LAWS(CAL)-2012-12-73

PAWAN PROPERTIES Vs. NARAYANI DEVI

Decided On December 21, 2012
Pawan Properties Appellant
V/S
NARAYANI DEVI Respondents

JUDGEMENT

(1.) Two execution applications were heard by me. One was E.C. 127 of 2011, which was against the heirs of Dina Nath Agarwal who at one point of time was the third defendant. The other application is E.C. 128 of 2011 against the heirs of Harikishan Das Agarwala who at one point of time was the fourth defendant in the suit. Each of these execution applications prayed of an order for transfer of a 1/4th share in the property numbered as premises No. 46A and 46B, Shakespeare Sarani, Kolkata-700 017 in favour of the plaintiff decree-holder.
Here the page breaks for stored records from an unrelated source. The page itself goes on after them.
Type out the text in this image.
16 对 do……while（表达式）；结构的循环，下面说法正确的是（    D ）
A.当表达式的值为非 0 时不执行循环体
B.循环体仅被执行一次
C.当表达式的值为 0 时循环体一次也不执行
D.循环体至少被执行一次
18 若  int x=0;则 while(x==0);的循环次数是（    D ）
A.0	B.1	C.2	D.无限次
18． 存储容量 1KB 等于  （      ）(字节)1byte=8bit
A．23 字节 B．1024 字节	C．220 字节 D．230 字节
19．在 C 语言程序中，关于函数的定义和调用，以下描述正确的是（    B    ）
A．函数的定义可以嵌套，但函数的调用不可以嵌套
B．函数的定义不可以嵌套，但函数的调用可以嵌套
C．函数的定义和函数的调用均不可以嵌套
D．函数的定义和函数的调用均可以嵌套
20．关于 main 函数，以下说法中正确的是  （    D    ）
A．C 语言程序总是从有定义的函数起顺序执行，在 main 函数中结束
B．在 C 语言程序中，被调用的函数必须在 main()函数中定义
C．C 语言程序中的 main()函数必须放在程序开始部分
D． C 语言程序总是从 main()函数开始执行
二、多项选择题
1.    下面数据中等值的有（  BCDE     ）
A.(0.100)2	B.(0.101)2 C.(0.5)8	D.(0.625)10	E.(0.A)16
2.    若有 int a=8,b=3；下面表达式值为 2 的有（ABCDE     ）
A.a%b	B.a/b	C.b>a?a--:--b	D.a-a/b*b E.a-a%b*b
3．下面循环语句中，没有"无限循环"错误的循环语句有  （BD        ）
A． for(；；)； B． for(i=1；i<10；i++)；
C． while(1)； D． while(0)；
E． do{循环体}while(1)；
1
Mr. Pradip Kumar Ghosh, learned Senior Advocate represented the heirs of Harikishan Das Agarwala, while Mr. Raja Basu Choudhury represented the heirs of Dina Nath Agarwal. Each of the above applications was opposed by the above respective heirs. But these two applications can be disposed of by this common judgment. The genesis of the dispute between the parties was an agreement dated 13th October, 1982 between the plaintiff decree-holder and inter alia, Dina Nath Agarwal and Harikishan Das Agarwala for development of the above property which was of substantial area and measured more than two bighas. In a suit between the parities to the agreement and or their heirs being C.S. No. 619 of 1985, the parties to the suit at that point of time, on 25th November, 2003 executed a Terms of Settlement. In Clause 4 of these terms it was recorded that the third and fourth defendants had 1/4th share each. Clause 5 provided that in consideration of the plaintiff decree-holder paying the sums mentioned in Schedule X to the agreement these defendants would transfer their interest in the property to them. Part-II of Schedule X, inter alia, provided that each of the above two defendants would be paid Rs. 40 lacs. The last sentence of Clause 5 stated that cheques for the said amount had been handed over to the defendants. The total consideration as mentioned in Part-I of the Schedule was 80 lacs to be paid to each of the said defendants. The above 40 lacs was to be paid at the time of signing of the terms, which undisputedly was paid and the balance was payable immediately upon passing of the decree as provided in Part-III of the Terms of Settlement. Therefore, the total monetary consideration receivable by either of them was Rs. 85 lacs.

(2.) Moreover, each of these defendants would be provided a constructed area of 4000 sq. ft. super built up along with three car parking spaces in the above property. I reproduce Clause 8 and 9 and 1(e) of Part-I:

(3.) Clauses 8 and 9 of the Terms and 1(e) of Schedule X are most important and have been given different interpretations by the learned counsel appearing for the decree-holder and the judgment-debtors. Therefore, it is imperative that this Court makes a proper interpretation of the above clauses for a correct resolution of the disputes between the parties. It is also important to note that according to Clause 10 of the terms possession of the vacant portion of the premises as recorded by an earlier receiver had been made over to the plaintiff decree-holder. This possession is now disputed by the plaintiff decree-holder but this dispute does not lie at the heart of the controversy.